Human(e) rights and the cosmopolitan imagination: questions of human dignity and cultural identity
Stevenson, Nick (2014) Human(e) rights and the cosmopolitan imagination: questions of human dignity and cultural identity. Cultural Sociology, 8 (2). pp. 180-196. ISSN 1749-9763
Official URL: http://cus.sagepub.com/content/8/2/180.short
Here I seek to explore the cosmopolitan foundations of the idea of human rights. The argument begins by considering the popularity of the idea of human rights in a globalized and fast-moving commodified and digital culture. At this point I consider whether the idea of human rights might be considered to be a modern utopia similar to the role that art and nature played in the Romantic movements of the 19th century.
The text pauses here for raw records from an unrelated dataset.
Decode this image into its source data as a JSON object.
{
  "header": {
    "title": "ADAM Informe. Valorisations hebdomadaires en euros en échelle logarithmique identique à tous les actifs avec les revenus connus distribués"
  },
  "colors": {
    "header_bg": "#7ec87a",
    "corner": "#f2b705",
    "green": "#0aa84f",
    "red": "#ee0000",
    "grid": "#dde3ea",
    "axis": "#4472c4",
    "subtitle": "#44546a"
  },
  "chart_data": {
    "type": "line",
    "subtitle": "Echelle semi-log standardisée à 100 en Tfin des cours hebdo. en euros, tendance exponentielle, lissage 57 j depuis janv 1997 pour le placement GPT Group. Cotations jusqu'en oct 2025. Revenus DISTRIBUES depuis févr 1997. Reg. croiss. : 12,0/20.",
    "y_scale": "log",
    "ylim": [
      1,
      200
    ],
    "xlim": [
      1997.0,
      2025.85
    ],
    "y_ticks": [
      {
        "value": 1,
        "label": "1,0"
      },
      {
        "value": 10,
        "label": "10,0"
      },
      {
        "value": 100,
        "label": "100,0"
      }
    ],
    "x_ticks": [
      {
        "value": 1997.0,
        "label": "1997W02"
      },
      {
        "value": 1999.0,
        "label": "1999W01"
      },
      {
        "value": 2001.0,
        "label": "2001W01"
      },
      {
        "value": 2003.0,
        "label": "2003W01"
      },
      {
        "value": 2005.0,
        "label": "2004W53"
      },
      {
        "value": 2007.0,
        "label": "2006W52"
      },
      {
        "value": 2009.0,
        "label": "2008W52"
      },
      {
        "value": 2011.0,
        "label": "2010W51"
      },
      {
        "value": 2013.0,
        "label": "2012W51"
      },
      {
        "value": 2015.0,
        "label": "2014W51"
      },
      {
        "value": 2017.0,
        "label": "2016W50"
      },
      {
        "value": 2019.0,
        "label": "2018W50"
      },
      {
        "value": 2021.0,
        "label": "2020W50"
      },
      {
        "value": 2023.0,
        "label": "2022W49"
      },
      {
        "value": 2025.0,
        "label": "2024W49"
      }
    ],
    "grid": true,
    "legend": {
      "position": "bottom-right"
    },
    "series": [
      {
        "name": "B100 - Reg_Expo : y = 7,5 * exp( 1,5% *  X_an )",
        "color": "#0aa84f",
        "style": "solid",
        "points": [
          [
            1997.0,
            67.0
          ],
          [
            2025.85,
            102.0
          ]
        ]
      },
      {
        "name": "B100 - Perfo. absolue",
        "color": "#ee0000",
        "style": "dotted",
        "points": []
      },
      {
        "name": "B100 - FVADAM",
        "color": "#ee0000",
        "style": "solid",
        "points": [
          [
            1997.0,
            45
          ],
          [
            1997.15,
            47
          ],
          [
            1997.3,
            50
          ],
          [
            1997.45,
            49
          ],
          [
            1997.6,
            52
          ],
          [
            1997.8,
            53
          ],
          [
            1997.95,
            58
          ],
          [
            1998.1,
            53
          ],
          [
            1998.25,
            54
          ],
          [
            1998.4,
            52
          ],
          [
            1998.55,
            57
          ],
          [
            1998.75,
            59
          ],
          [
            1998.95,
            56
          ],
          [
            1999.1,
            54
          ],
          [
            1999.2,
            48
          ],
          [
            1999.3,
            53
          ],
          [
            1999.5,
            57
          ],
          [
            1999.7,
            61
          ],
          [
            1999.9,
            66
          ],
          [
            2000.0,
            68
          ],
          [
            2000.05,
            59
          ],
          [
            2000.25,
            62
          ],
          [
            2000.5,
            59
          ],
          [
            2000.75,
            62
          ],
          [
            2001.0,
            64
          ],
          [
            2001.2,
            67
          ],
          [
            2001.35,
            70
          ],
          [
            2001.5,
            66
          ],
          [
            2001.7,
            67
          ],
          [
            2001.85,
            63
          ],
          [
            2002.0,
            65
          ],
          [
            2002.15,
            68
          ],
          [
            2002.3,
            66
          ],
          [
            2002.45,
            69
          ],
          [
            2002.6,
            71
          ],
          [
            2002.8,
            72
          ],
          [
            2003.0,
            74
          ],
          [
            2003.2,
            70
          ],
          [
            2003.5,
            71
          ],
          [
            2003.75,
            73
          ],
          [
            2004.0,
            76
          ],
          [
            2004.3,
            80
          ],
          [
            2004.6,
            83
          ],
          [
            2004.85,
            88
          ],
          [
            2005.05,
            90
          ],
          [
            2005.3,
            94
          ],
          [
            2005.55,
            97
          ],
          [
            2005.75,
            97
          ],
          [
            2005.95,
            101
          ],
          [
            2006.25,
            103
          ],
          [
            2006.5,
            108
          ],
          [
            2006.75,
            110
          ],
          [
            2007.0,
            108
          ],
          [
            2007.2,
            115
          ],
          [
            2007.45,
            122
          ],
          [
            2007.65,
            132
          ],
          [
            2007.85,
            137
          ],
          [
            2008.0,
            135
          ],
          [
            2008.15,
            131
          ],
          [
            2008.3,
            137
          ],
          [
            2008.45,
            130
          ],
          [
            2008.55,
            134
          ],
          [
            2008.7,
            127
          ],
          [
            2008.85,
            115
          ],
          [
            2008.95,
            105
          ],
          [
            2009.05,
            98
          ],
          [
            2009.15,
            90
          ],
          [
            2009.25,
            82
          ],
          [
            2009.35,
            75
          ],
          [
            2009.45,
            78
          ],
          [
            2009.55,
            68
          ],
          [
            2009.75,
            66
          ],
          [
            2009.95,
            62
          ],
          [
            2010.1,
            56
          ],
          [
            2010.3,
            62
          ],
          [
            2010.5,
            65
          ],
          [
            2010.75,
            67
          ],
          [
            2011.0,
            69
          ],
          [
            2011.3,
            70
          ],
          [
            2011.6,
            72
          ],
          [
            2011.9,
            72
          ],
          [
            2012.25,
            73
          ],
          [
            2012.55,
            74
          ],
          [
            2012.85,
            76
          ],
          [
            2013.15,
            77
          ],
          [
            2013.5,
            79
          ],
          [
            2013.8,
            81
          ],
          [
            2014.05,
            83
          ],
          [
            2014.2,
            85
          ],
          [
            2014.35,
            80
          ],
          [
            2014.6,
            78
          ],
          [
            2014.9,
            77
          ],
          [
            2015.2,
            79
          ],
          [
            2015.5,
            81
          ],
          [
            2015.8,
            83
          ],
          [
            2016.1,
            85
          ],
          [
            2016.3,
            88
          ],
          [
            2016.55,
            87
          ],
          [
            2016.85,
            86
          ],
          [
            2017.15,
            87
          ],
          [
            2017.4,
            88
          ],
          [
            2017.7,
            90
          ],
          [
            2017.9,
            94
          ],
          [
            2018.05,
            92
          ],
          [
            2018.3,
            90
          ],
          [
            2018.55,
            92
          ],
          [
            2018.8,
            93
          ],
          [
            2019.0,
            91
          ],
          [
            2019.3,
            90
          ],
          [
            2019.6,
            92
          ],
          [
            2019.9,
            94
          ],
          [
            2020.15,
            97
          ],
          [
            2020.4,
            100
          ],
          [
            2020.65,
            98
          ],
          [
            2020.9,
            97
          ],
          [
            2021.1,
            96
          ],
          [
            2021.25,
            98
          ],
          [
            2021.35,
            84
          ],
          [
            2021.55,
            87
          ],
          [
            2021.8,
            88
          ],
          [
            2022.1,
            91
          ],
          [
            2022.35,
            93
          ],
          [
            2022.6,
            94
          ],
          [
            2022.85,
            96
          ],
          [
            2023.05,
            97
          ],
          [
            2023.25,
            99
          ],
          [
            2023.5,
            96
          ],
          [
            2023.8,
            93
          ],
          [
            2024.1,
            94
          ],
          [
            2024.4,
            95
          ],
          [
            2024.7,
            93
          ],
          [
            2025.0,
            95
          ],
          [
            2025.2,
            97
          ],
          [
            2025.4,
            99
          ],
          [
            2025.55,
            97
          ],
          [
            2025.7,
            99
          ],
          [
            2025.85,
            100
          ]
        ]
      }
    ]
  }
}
Further, I defend human rights against those who simply see it as a form of neoliberalism or as largely ineffective against the power of the state. At this point I investigate some of the Durkheimian work within cultural sociology that has sought to investigate human rights as a form of moral community. The main problem with this view is that it has little to say about human freedom. However, viewed through a cultural lens, the global spread of human rights is connected to the idea of human dignity. While there is never likely to be a global consensus on this term, it does retain an important philosophical anchoring in Kantian ideas. More recently this debate has been revived by the critical reception of the work of Agamben and his idea of ‘bare life’. If human rights can indeed be connected to the struggle for a dignified and meaningful life, then the idea of ‘bare life’ remains an important conceptual advance. However, by considering the work and legacy of Du Bois, Gilroy and others, we can also see how the term dignity might take on other meanings in different settings. Finally, I argue that the idea of dignity and human rights could yet provide an important focus for resistance against the imperatives of capital and state in these neoliberal times.